Acol

Acol is the bridge bidding system that, according to The Official Encyclopedia of Bridge, is "standard in British tournament play and widely used in other parts of the world". It is named after the Acol Bridge Club, previously located on Acol Road in London NW6, where the system started to evolve in the late 1920s. According to Terence Reese, its main devisers were Maurice Harrison-Gray, Jack Marx and S. J. Simon. Marx himself, writing in the Contract Bridge Journal in December, 1952, said: "...the Acol system was pieced together by Skid Simon and myself the best part of 20 years ago." In another account, Marx and Simon...

progressively, infected and re-infected each other with the virus of the game. In interminable slow walks...they would wander round and round the quiet streets, endlessly discussing the refinments of the enthralling game. Out of these conversations—surely a strange gestation—was born Acol as we know it and play it to-day. —Guy Ramsay, Aces All (1955), Museum Press Limited, London, p. 170.

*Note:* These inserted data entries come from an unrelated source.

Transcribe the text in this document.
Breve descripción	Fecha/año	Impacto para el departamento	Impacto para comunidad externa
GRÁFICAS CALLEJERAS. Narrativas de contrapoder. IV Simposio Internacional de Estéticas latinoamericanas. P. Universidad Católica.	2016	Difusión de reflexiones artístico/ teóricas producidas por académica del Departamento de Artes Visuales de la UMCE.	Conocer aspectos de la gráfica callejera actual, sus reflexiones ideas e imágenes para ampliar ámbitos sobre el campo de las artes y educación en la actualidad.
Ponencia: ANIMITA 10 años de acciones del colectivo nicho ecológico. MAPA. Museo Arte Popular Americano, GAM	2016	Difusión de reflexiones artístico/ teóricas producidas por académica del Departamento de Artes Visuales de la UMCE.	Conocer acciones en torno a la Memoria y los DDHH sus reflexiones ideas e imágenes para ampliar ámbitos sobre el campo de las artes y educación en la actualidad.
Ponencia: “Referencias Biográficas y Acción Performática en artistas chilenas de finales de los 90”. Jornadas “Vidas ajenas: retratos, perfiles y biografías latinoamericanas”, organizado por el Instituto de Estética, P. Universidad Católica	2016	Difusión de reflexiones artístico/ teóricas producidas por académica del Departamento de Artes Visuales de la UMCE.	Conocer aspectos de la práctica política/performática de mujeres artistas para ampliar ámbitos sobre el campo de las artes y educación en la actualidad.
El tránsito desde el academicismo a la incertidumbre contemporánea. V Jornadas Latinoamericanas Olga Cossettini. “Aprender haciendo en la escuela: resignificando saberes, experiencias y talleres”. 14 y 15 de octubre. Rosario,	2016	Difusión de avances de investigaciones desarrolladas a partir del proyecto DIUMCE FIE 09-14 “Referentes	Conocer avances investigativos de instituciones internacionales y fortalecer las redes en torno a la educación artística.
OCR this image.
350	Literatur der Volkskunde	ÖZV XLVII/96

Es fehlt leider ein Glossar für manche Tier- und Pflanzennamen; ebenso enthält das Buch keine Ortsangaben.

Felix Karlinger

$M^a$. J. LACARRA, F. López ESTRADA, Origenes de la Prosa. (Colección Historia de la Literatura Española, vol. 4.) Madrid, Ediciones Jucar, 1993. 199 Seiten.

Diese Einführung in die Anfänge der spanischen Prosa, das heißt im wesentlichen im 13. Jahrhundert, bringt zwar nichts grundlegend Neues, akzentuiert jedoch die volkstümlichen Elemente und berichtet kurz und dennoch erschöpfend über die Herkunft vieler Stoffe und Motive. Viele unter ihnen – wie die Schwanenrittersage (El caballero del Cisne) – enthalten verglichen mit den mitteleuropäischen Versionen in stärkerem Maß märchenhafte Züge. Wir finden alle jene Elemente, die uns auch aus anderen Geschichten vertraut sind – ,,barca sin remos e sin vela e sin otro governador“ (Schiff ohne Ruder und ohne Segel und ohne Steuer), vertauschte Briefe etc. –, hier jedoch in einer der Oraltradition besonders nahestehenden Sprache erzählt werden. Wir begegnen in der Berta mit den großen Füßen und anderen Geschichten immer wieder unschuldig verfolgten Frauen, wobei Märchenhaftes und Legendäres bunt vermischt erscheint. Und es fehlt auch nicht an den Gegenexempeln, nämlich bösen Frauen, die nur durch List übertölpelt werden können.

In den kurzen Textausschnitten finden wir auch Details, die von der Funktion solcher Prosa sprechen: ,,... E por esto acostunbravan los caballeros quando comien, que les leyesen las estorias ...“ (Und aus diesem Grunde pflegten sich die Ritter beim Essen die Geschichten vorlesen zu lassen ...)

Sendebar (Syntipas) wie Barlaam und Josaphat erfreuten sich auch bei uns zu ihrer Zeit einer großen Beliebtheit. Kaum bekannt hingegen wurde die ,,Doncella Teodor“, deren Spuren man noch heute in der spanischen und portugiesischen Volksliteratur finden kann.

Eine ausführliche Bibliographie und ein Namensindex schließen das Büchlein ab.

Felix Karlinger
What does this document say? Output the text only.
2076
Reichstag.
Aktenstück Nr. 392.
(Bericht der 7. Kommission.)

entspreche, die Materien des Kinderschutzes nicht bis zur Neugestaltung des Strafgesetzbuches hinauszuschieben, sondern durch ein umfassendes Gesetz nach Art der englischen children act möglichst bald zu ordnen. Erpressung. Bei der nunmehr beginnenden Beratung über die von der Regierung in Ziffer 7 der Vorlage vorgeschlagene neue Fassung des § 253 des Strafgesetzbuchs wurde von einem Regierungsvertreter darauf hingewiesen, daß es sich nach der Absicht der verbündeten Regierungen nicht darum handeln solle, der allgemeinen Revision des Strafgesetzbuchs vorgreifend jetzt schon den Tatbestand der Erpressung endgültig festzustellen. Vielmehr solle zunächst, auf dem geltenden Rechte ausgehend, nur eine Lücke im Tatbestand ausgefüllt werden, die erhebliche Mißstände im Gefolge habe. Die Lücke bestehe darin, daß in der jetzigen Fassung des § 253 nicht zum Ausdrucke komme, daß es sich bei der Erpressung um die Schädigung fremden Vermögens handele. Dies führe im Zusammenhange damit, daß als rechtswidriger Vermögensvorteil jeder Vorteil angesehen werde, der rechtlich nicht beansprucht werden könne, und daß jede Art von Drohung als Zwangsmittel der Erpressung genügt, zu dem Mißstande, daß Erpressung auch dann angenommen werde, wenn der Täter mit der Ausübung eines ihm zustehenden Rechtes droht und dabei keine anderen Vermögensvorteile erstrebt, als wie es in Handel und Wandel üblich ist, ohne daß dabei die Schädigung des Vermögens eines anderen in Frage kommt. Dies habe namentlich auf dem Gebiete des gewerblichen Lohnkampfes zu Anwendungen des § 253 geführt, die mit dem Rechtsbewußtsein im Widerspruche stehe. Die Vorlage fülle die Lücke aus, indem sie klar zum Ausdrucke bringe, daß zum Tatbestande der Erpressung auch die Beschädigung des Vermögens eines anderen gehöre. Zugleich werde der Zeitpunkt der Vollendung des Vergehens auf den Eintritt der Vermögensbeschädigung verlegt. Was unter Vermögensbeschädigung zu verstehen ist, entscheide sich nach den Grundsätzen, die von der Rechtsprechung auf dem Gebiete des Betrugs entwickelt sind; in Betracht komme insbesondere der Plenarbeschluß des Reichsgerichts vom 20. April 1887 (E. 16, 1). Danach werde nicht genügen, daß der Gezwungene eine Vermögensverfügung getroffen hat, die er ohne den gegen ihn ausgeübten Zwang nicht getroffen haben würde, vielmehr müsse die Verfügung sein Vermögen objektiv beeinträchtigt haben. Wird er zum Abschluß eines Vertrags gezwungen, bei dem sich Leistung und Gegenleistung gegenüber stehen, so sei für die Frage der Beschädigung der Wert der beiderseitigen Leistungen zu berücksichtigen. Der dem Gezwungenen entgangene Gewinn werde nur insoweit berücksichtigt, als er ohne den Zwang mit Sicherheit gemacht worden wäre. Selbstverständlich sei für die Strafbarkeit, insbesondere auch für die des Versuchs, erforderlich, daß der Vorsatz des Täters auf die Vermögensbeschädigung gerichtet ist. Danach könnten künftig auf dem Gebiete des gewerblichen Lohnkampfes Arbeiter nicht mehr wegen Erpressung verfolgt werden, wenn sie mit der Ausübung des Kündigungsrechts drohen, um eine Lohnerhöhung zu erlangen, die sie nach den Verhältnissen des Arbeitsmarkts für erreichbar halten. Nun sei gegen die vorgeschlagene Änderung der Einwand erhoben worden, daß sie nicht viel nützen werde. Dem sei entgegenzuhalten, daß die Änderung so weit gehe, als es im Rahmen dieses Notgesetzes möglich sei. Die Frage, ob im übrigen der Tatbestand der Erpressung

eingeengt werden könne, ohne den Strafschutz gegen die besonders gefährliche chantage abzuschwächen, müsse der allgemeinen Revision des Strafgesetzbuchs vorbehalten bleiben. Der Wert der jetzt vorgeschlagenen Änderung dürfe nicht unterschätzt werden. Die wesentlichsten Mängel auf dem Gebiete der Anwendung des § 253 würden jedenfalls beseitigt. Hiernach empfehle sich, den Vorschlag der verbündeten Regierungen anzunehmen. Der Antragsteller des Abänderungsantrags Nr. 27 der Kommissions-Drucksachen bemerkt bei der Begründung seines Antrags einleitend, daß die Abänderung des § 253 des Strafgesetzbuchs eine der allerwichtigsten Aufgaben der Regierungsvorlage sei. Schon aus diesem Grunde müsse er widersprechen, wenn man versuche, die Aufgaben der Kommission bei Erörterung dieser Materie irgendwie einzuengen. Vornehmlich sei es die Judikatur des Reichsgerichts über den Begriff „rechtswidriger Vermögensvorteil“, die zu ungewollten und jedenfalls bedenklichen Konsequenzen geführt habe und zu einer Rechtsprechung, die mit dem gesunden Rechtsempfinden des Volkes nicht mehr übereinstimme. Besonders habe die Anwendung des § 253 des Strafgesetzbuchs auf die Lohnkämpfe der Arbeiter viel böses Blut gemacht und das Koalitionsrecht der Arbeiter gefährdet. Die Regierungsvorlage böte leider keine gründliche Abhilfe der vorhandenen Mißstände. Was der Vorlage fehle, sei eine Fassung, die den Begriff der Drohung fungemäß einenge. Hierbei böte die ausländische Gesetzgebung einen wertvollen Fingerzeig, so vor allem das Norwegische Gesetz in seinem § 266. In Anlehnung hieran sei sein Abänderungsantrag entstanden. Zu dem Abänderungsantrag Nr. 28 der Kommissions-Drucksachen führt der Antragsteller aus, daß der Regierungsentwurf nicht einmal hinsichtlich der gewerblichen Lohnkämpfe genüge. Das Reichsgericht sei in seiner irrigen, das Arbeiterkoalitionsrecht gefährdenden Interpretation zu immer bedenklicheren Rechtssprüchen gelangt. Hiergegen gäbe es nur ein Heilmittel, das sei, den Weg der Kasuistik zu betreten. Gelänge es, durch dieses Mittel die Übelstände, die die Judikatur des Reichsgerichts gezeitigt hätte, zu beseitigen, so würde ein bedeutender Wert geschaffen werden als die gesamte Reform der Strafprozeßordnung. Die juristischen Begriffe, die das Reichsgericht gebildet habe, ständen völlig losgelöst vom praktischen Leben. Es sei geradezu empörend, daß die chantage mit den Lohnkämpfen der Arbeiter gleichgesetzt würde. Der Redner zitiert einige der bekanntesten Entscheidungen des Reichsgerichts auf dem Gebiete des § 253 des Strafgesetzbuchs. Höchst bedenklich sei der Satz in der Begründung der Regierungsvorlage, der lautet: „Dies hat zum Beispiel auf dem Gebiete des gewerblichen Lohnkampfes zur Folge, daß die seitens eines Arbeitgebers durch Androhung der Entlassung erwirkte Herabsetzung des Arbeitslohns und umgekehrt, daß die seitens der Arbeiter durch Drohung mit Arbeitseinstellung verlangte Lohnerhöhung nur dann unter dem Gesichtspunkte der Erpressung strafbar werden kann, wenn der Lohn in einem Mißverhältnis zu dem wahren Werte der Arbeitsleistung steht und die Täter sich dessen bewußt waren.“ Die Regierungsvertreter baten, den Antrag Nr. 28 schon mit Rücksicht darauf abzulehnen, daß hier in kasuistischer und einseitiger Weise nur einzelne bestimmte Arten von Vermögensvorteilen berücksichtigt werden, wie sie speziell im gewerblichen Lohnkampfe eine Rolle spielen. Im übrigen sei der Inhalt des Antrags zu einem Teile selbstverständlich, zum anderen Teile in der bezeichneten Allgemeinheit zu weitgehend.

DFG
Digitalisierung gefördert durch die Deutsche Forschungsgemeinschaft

The first book on the system was written by Ben Cohen and Terence Reese. Skid Simon explained the principles that lay behind the system, and the system was further popularised in Britain by Iain Macleod. The Acol system is continually evolving but the underlying principle is to keep the bidding as natural as possible and preferring to bid a suit over notrump whenever possible. It is common in the British Commonwealth but rarely played in the United States.